C’était cette semaine-là où j’avais appelé Flo dans l’espoir qu’il soit un compagnon d’exploration. April fut consciente que j’avais besoin de sentir qu’il y avait toujours quelqu’un dans ma vie. Et elle vint explorer les bars du Village avec moi. Elle accepta de rester l’image de ma femme devant ma mère encore pendant un bon moment. Jusqu’à ce que mon père vienne à Montréal et qu’il nous invite à un souper. C’était le temps des fêtes et la tradition voulait qu’il invite ma mère pour le souper de noël à chaque année. Toute ma famille était donc là. April me tenait la main pendant que je disais à mes parents que j’étais gai. Mon père ne le prit pas mal. Au contraire, il me dit simplement qu’il était conscient de n’avoir pas été beaucoup là et qu’il était donc très mal placé pour faire des remarques. Il ajouta qu’à l’étranger, beaucoup de ses collègues étaient gais et qu’il les appréciait beaucoup. Ma mère se leva, très droite, et elle partie s’enfermer dans les toilettes. C’est April qui alla la rejoindre. Elles restèrent là pendant trois quarts d’heure. Quand elle revinrent, ma mère me prit dans ses bras. Nous mangeâmes nos desserts en silence. Ce fut dans les bras de April que je pleurai ce soir-là.

M. était un cousin de April. Je l’avais souvent vu et il me plaisait beaucoup, même avant de le savoir. Quand April parti pour continuer ses études à Londres, c’est un peu à lui qu’elle me confia. Il vint avec moi la reconduire à l’aéroport. Quand elle passa derrière les portes vitrées et que je la vis retenir ses larmes, il me prit par l’épaule et me demanda avec sa voix rauque si je voulais venir avec lui prendre un verre. Je l’avais suivi. Il habitait un vieux loft sur la rue Ontario. Cet endroit lui servait à la fois d’appartement et à la fois d’atelier. Il était peintre. Il ne parlait pas beaucoup. Mais il était là. Il m’accueillait chez lui, sans dire un mot et nous dormions en cuillère.
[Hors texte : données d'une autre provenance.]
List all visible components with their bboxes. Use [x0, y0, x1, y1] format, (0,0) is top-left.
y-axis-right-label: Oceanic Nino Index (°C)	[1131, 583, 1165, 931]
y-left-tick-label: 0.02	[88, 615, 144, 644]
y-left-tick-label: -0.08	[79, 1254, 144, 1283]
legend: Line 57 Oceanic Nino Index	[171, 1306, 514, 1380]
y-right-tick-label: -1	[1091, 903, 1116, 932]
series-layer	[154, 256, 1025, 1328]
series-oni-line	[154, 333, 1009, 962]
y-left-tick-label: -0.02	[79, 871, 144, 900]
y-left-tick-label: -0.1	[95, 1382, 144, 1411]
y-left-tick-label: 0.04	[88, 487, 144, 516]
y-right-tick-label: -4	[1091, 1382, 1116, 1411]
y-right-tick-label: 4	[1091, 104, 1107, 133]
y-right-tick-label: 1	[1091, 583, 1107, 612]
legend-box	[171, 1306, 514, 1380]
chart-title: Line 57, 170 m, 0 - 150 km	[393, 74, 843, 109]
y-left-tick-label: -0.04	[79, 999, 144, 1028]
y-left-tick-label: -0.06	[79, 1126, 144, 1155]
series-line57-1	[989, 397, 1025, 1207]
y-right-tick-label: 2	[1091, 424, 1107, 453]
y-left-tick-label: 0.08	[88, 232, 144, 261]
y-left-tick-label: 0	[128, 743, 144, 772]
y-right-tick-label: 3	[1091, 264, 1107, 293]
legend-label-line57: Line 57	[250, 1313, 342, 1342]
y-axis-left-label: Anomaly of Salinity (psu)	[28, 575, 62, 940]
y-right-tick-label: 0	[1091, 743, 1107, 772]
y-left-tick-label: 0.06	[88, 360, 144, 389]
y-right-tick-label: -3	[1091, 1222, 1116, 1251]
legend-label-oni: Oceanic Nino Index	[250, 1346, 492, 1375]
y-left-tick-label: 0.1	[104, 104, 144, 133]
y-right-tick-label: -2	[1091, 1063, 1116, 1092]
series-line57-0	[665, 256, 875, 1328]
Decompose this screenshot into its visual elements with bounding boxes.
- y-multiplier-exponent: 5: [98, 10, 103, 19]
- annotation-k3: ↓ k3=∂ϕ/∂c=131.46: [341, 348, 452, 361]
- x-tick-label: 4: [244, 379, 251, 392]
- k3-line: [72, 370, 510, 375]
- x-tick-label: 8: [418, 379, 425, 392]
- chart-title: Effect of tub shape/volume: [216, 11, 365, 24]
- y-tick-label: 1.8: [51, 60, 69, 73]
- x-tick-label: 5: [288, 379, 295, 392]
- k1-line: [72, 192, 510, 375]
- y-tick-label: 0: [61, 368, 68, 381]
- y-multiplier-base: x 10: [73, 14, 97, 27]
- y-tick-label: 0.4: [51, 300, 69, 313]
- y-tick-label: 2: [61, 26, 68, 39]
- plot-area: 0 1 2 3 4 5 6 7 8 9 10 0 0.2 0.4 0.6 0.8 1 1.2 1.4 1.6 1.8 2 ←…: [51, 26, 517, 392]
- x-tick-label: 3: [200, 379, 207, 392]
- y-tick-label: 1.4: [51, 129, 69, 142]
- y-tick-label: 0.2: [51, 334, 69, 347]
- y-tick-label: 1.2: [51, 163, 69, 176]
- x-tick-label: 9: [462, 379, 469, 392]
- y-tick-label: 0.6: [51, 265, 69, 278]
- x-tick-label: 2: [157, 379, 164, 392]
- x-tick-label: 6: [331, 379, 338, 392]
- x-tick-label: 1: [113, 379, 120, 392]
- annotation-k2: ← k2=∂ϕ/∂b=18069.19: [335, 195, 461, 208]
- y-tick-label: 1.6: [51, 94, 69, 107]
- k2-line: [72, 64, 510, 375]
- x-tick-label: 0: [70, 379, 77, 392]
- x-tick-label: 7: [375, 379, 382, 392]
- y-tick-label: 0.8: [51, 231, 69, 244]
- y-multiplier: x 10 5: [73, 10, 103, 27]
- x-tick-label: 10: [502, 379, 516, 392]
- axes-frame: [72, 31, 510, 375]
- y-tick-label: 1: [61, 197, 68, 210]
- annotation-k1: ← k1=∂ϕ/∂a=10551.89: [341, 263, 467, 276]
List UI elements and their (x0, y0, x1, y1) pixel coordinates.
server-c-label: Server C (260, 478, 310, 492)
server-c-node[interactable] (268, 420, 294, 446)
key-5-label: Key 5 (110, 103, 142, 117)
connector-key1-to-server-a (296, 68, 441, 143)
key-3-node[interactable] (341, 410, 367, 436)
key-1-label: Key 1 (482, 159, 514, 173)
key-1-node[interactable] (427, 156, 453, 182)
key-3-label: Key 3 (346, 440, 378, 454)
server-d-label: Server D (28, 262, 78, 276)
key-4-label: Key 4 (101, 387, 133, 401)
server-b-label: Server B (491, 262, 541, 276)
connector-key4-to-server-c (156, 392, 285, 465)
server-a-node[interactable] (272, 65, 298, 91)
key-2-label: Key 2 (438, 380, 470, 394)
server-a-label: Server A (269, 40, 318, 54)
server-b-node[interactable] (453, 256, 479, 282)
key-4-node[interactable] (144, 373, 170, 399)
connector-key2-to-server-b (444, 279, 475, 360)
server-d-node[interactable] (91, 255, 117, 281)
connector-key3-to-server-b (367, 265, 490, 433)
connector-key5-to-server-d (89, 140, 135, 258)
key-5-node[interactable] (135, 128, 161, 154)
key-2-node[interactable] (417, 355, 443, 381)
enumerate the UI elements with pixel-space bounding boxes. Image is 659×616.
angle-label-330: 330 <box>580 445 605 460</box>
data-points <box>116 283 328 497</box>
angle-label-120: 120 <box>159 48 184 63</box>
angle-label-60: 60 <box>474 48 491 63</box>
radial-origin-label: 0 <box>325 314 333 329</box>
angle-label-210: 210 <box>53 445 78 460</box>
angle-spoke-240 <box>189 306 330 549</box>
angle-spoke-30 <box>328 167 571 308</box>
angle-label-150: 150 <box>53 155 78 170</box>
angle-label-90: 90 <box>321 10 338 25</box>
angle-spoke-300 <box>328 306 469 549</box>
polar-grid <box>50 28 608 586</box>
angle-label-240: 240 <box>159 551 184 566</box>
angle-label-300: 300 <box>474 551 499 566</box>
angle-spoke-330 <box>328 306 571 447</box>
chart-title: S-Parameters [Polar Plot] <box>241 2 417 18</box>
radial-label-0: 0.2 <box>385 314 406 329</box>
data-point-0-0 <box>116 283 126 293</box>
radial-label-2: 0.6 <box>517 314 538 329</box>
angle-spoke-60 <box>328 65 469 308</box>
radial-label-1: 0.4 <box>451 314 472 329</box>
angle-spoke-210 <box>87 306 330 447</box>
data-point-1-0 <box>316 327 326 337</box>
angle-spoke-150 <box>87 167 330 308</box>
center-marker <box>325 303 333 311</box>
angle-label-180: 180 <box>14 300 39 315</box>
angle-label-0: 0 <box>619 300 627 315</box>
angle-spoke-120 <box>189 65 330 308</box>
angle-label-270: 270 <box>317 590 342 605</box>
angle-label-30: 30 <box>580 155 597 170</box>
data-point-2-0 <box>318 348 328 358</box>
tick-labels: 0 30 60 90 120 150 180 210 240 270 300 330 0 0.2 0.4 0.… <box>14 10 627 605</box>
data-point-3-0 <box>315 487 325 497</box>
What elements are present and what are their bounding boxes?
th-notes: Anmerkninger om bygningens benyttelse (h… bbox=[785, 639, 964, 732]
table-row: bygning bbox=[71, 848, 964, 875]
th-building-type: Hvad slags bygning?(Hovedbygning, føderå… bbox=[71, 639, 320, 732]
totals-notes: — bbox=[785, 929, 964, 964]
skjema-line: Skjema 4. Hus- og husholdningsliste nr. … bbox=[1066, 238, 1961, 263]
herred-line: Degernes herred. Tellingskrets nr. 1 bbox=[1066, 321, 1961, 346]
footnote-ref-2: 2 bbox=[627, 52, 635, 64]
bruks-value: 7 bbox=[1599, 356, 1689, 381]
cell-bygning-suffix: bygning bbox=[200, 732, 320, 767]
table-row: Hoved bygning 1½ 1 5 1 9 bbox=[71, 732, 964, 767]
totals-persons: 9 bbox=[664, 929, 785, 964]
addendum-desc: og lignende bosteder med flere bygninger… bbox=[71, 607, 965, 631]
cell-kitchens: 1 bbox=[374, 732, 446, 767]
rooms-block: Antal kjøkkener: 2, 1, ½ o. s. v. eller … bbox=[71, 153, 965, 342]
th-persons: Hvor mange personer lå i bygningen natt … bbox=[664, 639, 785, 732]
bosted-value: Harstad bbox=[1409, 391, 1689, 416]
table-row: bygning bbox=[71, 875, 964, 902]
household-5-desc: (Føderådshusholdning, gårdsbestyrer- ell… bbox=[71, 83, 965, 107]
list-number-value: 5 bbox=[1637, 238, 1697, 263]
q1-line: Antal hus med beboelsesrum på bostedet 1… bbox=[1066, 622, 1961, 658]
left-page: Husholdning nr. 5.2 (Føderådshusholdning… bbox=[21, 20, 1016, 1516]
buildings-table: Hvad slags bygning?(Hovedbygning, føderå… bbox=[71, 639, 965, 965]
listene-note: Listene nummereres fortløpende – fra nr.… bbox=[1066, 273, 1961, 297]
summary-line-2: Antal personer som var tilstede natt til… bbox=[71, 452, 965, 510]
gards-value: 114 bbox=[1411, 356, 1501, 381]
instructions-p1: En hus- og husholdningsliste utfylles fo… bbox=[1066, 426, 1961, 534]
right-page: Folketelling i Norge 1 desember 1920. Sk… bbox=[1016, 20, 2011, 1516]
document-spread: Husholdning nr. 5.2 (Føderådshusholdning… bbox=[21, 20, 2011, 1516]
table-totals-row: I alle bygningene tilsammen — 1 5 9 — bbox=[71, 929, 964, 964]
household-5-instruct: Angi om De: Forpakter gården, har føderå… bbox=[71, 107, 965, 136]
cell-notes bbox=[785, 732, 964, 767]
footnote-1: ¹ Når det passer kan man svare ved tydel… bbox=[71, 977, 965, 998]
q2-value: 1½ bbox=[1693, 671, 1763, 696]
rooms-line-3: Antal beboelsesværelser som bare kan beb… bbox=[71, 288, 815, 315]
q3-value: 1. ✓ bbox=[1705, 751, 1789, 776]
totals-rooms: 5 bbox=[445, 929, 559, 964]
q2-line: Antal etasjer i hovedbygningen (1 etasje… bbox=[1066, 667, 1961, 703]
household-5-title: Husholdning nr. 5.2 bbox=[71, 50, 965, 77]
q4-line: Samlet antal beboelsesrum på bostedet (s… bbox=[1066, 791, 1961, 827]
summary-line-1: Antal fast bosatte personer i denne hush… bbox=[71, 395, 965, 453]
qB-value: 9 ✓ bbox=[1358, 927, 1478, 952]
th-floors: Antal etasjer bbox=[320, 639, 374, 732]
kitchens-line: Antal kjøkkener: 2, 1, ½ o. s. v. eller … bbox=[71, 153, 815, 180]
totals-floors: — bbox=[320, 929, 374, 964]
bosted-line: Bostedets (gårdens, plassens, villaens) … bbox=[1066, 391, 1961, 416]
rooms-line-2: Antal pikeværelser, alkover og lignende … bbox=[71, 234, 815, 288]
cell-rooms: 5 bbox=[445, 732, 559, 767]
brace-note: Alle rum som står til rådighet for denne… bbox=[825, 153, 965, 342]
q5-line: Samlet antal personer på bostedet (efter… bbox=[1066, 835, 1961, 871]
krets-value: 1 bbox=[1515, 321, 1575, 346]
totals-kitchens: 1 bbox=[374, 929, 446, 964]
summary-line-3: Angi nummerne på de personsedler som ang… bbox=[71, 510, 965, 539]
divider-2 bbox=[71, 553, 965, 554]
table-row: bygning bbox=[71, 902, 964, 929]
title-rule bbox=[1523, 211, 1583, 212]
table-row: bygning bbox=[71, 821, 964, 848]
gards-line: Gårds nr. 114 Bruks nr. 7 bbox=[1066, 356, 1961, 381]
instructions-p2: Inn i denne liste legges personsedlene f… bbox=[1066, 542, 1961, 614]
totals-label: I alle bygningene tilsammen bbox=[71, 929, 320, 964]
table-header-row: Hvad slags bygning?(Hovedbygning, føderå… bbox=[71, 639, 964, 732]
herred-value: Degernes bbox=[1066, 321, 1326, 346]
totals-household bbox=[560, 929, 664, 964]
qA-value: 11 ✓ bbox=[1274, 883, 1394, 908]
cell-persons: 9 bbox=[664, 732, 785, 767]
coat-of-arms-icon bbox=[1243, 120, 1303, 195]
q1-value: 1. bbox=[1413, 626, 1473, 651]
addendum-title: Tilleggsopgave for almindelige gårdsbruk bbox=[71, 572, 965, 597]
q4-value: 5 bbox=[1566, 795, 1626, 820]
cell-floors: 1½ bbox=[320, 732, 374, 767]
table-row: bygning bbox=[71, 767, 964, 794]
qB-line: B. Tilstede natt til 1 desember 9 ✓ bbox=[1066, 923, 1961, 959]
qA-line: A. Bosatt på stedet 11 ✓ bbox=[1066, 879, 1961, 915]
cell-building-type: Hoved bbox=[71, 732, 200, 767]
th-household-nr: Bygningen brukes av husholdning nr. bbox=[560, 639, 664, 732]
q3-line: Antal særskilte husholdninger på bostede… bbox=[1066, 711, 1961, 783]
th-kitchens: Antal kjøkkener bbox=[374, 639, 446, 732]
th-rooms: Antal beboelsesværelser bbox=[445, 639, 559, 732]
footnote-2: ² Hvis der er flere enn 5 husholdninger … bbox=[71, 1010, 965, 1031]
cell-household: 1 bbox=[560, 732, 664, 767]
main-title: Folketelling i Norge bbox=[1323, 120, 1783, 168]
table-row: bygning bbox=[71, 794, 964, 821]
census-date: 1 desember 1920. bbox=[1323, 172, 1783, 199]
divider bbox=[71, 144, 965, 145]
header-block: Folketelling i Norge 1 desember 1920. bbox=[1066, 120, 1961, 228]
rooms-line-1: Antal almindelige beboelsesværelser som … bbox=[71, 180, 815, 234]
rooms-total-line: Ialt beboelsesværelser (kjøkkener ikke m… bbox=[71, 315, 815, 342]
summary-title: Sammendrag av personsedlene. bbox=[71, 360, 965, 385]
J’avais essayé d'aller plus loin au début, mais il avortait toujours l’action. Pas qu’il n’était pas gai. Il était en fait bisexuel. Il avait eu une vie sexuelle très active, avec énormément d’expériences… Et maintenant, il ne baisait plus. Ou presque plus. Il me parla, un soir de téquila dans son loft, qu’il avait découvert que l’énergie créatrice qui le faisait peindre était la même énergie que l’énergie sexuelle. Il se trouvait, et voulait y demeurer, dans cette phase de création complète. Une fusion parfaite avec son art. Il me parla aussi de tantrisme, de méditation, mais tout cela est très vague. J’avais trop bu. Je m’endormis par terre, et me réveillai le lendemain dans ses bras.

La version de April sur son cousin était qu’il avait été très amoureux d’un homme, voici une dizaine d’année. À l’époque, il était au début de sa vingtaine, il prenait beaucoup de drogues et il y avait cet homme. Une passion dévorante qui laisse inévitablement des séquelles parce que cet amour frappe aussi fort qu’une collision à 200 km/h en moto contre un poids lourd. M. avait décidé d’arrêter d’aimer après sa cure de désintoxication.

Un soir, il m’avait dit, entre deux pofs de joints : « Je t’aime bien, tu sais. » C’est ce soir-là où il glissa pour la première fois ses doigts sous l’élastique de mon caleçon. Comme cette nuit. Sauf que cette nuit, et c’était comme ça depuis quelques semaines, ce n’était pas moi qui allais sonner à sa porte parce que j’avais le cafard, c’était lui qui venait sonner chez moi. Ce soir, ça avait tombé pile. J’avais besoin de lui. Il était trois heures et 46 minutes. Son sexe, tout dur à travers ses boxers shorts, était posé tout doucement sur la raie de mes fesses. Mon sexe devint tout dur aussi. Je pris un de ses bras dans les miens et je le serrai contre mon cœur. Il parla :
--- Tu ne dors pas?
--- Oui, oui… Je rêve. »

P.S. Je crois qu'aujourd'hui, dix ans plus tard, April est la plus heureuse du monde de savoir que j'ai enfin trouvé l'amour avec mon beau grand black... Nous allons passer els fêtes à London. je ne l'ai pas revu depuis 5 ans!